Pada tanggal 17 Agustus 2019, bertepatan hari peringatan kemerdekaan negara Republik Indonesia ke-74 sekaligus menjadi peristiwa kepedihan yang dialami bagi rakyat Papua. Gejolak bermula terjadi di daerah Surabaya ketika mahasiswa Papua dituding menjatuhkan “Bendera Merah Putih” depan Asrama kedalam “selokan parit” oleh kelompok ormas reaksioner juga kelompok aparat tanpa bukti-bukti valid.Tanpa berkompromi atau mencari tahu kebenarannya, mahasiswa Papua langsung diserang, diintimidasi dan dianiaya hingga ditahan. Tak hanya itu, beberapa kelompok ormas reaksioner juga menyerukan “Usir Papua” dan juga hinaan rasial terhadap mahasiswa papua tepat di depan asrama.
Hal tersebut bukan pertama kalinya, persoalan rasisme yang terjadi mendorong kemarahan di berbagai daerah hingga tanah Papua yang menggelorakan semangat anti-rasisme hingga menuntut ruang demokratis di tanah Papua yang selalu dikeruk sumber daya alamnya, di sisi lain penganiayaan dan pembunuhan bukanlah hal baru dari awal mula ditariknya Papua kedalam NKRI. (Trikora, Pepera, Biak berdarah dls.)
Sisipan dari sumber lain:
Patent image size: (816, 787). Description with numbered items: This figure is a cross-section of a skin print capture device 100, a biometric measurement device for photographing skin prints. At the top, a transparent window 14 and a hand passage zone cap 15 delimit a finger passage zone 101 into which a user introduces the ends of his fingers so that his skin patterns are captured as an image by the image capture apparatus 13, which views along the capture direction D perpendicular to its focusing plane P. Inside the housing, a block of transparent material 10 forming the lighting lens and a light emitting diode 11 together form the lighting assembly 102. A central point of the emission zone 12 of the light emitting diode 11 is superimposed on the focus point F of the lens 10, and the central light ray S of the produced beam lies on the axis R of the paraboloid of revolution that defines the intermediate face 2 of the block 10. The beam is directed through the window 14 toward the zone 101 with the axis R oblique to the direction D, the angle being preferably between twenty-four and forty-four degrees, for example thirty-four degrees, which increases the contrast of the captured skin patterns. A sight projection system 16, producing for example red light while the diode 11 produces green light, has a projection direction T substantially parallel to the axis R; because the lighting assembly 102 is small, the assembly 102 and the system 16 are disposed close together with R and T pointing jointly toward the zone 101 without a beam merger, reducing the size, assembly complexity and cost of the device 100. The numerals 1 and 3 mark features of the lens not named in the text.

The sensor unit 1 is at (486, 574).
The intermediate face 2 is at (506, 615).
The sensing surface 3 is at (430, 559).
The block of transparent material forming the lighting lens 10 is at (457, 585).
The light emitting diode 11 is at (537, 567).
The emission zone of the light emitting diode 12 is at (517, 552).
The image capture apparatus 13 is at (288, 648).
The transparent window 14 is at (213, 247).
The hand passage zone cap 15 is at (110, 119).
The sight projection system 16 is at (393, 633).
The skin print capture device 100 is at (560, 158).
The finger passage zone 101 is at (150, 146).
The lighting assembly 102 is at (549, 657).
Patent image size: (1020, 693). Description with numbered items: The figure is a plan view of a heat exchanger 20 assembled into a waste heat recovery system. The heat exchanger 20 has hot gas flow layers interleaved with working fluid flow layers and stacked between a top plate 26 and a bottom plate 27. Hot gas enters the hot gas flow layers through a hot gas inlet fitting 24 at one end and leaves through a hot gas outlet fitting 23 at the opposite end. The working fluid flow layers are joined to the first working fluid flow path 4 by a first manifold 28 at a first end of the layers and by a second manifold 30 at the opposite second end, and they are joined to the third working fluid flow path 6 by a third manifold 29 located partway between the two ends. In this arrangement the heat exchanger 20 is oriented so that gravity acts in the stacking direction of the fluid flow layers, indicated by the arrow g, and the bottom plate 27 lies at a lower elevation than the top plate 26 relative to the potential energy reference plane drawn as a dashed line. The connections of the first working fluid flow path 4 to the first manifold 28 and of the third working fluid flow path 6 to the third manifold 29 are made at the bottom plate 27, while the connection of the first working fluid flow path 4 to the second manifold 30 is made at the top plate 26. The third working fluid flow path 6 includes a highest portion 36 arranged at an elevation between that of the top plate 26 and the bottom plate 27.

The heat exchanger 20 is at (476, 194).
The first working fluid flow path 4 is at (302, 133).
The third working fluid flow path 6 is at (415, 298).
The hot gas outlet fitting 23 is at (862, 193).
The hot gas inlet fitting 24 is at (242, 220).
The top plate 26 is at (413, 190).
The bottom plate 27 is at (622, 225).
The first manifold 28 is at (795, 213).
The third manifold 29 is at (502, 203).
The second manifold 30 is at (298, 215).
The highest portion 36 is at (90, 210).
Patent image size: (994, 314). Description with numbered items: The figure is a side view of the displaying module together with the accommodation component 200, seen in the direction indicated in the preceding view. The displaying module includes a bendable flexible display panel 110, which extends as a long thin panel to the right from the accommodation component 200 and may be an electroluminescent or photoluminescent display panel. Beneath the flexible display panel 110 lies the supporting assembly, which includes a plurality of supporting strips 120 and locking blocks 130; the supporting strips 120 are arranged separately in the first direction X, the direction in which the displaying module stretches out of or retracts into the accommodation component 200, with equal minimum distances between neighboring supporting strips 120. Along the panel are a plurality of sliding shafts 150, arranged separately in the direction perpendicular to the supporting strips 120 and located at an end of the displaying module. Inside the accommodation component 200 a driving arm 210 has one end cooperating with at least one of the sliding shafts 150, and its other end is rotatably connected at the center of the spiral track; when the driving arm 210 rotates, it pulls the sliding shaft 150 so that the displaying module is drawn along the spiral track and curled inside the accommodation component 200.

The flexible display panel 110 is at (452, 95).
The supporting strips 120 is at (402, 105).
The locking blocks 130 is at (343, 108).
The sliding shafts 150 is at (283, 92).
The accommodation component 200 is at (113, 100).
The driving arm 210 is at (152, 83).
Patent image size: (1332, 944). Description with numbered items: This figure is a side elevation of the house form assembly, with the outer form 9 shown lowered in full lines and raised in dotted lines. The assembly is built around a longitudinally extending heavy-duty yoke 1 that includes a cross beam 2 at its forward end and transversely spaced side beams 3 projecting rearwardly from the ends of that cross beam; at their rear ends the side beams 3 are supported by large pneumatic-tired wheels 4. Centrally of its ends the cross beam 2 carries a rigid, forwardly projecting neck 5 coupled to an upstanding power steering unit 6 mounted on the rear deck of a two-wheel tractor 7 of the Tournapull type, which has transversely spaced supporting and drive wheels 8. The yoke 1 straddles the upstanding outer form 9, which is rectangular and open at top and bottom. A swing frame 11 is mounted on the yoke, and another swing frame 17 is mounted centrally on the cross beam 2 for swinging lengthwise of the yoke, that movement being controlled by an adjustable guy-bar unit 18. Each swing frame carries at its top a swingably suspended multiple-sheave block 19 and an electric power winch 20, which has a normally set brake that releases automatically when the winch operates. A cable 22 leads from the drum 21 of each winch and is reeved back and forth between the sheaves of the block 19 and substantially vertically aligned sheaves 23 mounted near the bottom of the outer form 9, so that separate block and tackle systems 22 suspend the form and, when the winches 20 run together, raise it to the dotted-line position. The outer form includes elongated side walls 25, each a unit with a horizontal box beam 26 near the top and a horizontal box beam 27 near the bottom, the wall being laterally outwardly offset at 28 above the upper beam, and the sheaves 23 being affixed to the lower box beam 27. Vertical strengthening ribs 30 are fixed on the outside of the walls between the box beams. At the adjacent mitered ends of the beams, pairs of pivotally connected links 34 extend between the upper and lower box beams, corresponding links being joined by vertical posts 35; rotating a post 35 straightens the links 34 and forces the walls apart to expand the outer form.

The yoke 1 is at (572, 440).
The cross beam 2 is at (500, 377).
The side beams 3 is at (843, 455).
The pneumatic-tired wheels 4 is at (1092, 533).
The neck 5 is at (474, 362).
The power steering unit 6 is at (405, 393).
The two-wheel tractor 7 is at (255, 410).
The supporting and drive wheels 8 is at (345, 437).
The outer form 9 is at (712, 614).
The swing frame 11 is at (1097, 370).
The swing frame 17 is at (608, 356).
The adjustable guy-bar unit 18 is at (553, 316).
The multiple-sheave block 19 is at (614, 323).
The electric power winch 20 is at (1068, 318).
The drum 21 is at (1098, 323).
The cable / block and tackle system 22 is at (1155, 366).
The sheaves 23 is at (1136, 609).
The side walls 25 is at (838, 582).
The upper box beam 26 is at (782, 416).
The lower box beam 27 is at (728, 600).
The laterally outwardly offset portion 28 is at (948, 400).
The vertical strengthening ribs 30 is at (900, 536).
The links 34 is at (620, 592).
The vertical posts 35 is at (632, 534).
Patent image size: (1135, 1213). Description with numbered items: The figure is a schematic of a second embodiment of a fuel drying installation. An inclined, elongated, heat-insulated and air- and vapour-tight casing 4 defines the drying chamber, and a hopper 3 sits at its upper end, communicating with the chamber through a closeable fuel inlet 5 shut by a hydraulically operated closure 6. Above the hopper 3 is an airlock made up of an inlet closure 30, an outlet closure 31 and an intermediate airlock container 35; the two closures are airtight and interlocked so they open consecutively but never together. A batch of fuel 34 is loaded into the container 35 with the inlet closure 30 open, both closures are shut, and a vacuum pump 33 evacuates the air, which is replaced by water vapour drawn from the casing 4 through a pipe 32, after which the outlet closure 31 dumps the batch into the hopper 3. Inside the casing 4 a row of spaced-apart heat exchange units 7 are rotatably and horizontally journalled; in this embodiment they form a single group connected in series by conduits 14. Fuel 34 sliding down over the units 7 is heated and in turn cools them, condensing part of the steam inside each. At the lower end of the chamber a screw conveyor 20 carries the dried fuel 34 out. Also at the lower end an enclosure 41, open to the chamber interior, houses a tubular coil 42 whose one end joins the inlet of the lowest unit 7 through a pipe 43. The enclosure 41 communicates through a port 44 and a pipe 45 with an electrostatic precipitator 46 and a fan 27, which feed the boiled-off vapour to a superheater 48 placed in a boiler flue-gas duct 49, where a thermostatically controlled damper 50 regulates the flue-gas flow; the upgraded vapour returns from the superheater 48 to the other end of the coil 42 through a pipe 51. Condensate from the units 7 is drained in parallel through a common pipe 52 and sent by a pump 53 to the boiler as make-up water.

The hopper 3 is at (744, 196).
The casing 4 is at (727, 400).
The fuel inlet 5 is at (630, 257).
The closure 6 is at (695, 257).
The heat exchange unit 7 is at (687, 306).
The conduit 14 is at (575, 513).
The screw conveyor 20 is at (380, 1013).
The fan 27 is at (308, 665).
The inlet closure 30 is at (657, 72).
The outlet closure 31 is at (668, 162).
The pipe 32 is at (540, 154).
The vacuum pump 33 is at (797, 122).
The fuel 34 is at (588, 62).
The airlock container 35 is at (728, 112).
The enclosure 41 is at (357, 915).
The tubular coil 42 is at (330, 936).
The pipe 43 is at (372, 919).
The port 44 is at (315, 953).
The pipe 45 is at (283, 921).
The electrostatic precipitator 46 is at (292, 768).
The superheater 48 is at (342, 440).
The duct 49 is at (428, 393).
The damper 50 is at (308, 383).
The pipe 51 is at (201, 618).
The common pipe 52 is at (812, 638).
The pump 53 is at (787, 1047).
Namun rakyat Papua secara khusus tidak pernah mendapatkan ruang demokrasi tersebut. Bahkan pasca Reformasi 1998, Papua terus menjadi tempat dan sasaran dari cengkraman kekuatan Imperialisme yang digardai oleh kelas berkuasa dan militerisme Indonesia. Pembantaian rakyat Papua dan aktivis-aktivisnya tidak pernah mendapatkan keadilan. Sementara kejahatan kemanusiaan baru terus terjadi. Hanya di Papua terjadi penangkapan sistematis terhadap ribuan rakyat karena menyampaikan pendapatnya. Hanya di Papua anda bisa ditangkap karena membagikan selebaran dan mencetak spanduk aksi. Hanya di Papua, aktivis bisa dibunuh begitu saja oleh orang tidak dikenal dengan senjata api atau ditabrak di tengah jalan.
Ruang demokrasi itu juga tidak tersedia bagi rakyat Papua di luar Papua. Terhadap aksi yang terkait dengan Papua, polisi mempersulit mekanisme pemberitahuan aksi, kemudian polisi melakukan mobilisasi pasukan besar-besaran bersenjata lengkap dengan water cannon dan pasukan anti huru hara bahkan hingga melakukan blokade dan pengepungan.
Gejolak kembali membesar saat 14 Agustus 2019, 182 Warga Nduga, Papua dibunuh dan ribuan orang mengungsi ke berbagai daerah, setelah pengepungan asrama mahasiswa Papua di Surabaya pada 17 agustus hampir seluruh daerah bersolidaritas terhadap persoalan rasisme, sampai hari ini pemberangusan demokrasi terjadi di tanah papua, akses telekomunikasi diputus, jurnalis dilarang memuat berita dan juga rezim terus mengutus ribuan aparat ke tanah Papua, sebagai upaya meredam gerakan rakyat dengan intimidasi dan penganiayaan di berbagai daerah terhadap Aktivis Papua maupun Non-Papua. selain itu pada 31 agustus dilakukan di sekitar daerah Jabodetabeka 8 aktivis pro-demokrasi ditangkap. tidak berhenti disitu bahkan aksi massa yang tergabung dalam “Aksi Front Rakyat Anti Rasisme Deiyai, Papua” dikabarkan 7 orang dibunuh.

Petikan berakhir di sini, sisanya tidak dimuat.